Dr Chimdi said he had seen her at events just two or three times and thought someone had brought her.

“We hadn’t been aware of this woman and we do not know her backstory,” he said.

Ms Gibson attracted national attention when she was fined $410,000 by the Federal Court in 2017 for breaking consumer law regarding her claims that she had cured terminal brain cancer with diet and alternative therapies.

Belle Gibson built a social media empire on claims she had cured brain cancer with diet and alternative therapies.

She built a social media empire off the back of it before it emerged that she never had cancer.

In the video posted on Facebook by Shabo Media, Ms Gibson introduces herself in the Oromo language and said she felt ­“blessed to be adopted” by the community.

She said she had been part of discussions to raise “large amounts of money” for the ongoing support of Oromia and a local political hero.

“I felt completely adopted by your nation and your people and I feel like my heart is as invested as yours and your families,” she said in the video.

“I see no difference in your struggle and the struggle that I have for fighting for the liberation of Oromia.”

Dr Chimdi said he had seen Ms Gibson “mingling with ­people” at events but didn’t know who she was and no one asked.

“She is not a community member and she’s also not working with the community,” he said.

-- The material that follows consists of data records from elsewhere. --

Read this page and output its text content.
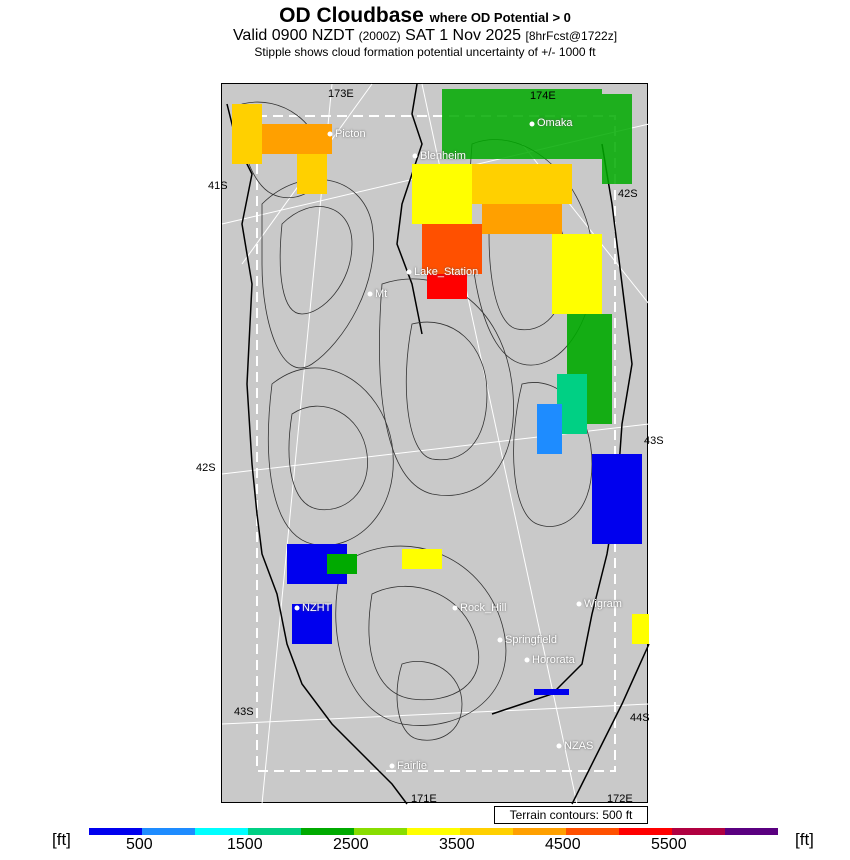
OD Cloudbase where OD Potential > 0
Valid 0900 NZDT (2000Z) SAT 1 Nov 2025 [8hrFcst@1722z]
Stipple shows cloud formation potential uncertainty of +/- 1000 ft
173E	174E
41S
42S
42S
43S
43S	44S
171E	172E
Picton
Blenheim
Omaka
Lake_Station
Mt
Rock_Hill
Springfield
Hororata
NZHT	Wigram
NZAS
Fairlie
Terrain contours: 500 ft
[ft]	[ft]
500	1500	2500	3500	4500	5500
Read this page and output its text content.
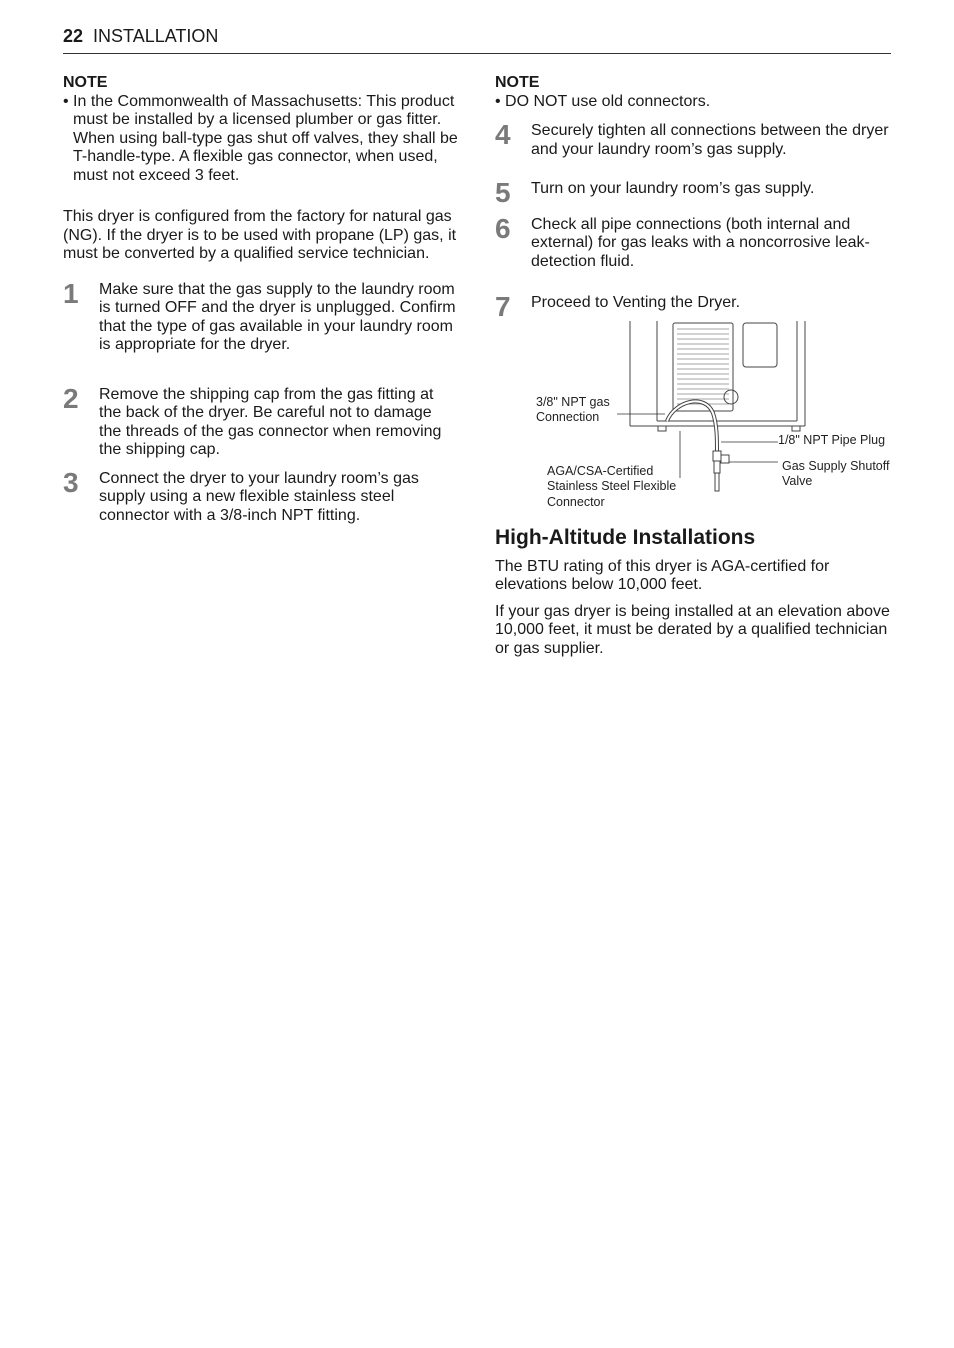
22 INSTALLATION
NOTE
• In the Commonwealth of Massachusetts: This product must be installed by a licensed plumber or gas fitter. When using ball-type gas shut off valves, they shall be T-handle-type. A flexible gas connector, when used, must not exceed 3 feet.

This dryer is configured from the factory for natural gas (NG). If the dryer is to be used with propane (LP) gas, it must be converted by a qualified service technician.

1 Make sure that the gas supply to the laundry room is turned OFF and the dryer is unplugged. Confirm that the type of gas available in your laundry room is appropriate for the dryer.
2 Remove the shipping cap from the gas fitting at the back of the dryer. Be careful not to damage the threads of the gas connector when removing the shipping cap.
3 Connect the dryer to your laundry room’s gas supply using a new flexible stainless steel connector with a 3/8-inch NPT fitting.
NOTE
• DO NOT use old connectors.
4 Securely tighten all connections between the dryer and your laundry room’s gas supply.
5 Turn on your laundry room’s gas supply.
6 Check all pipe connections (both internal and external) for gas leaks with a noncorrosive leak-detection fluid.
7 Proceed to Venting the Dryer.
3/8" NPT gas Connection
1/8" NPT Pipe Plug
AGA/CSA-Certified Stainless Steel Flexible Connector
Gas Supply Shutoff Valve
High-Altitude Installations

The BTU rating of this dryer is AGA-certified for elevations below 10,000 feet.

If your gas dryer is being installed at an elevation above 10,000 feet, it must be derated by a qualified technician or gas supplier.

“She has to stop (telling people she is).”

A spokesman for Shabo Media said they had interviewed a lot of people on that day and he had been impressed with Ms Gibson because she was an Australian woman wearing Oromo dress, spoke a little of the language and knew about Ethiopian politics.

“Nobody knew who she was,” he said. “We just found out who she was the other day … I have a very different perspective to what I had before.”

The man said he thought Ms Gibson was just a friend of a community member. In the video, Ms Gibson said she became “deeply invested in the community because I saw the character and the values of your people”.

Ms Gibson has not made ­efforts to pay the Federal Court penalty and her inner-city Northcote home was raided on Wednesday by Sheriff’s officers seizing goods to sell for the debt.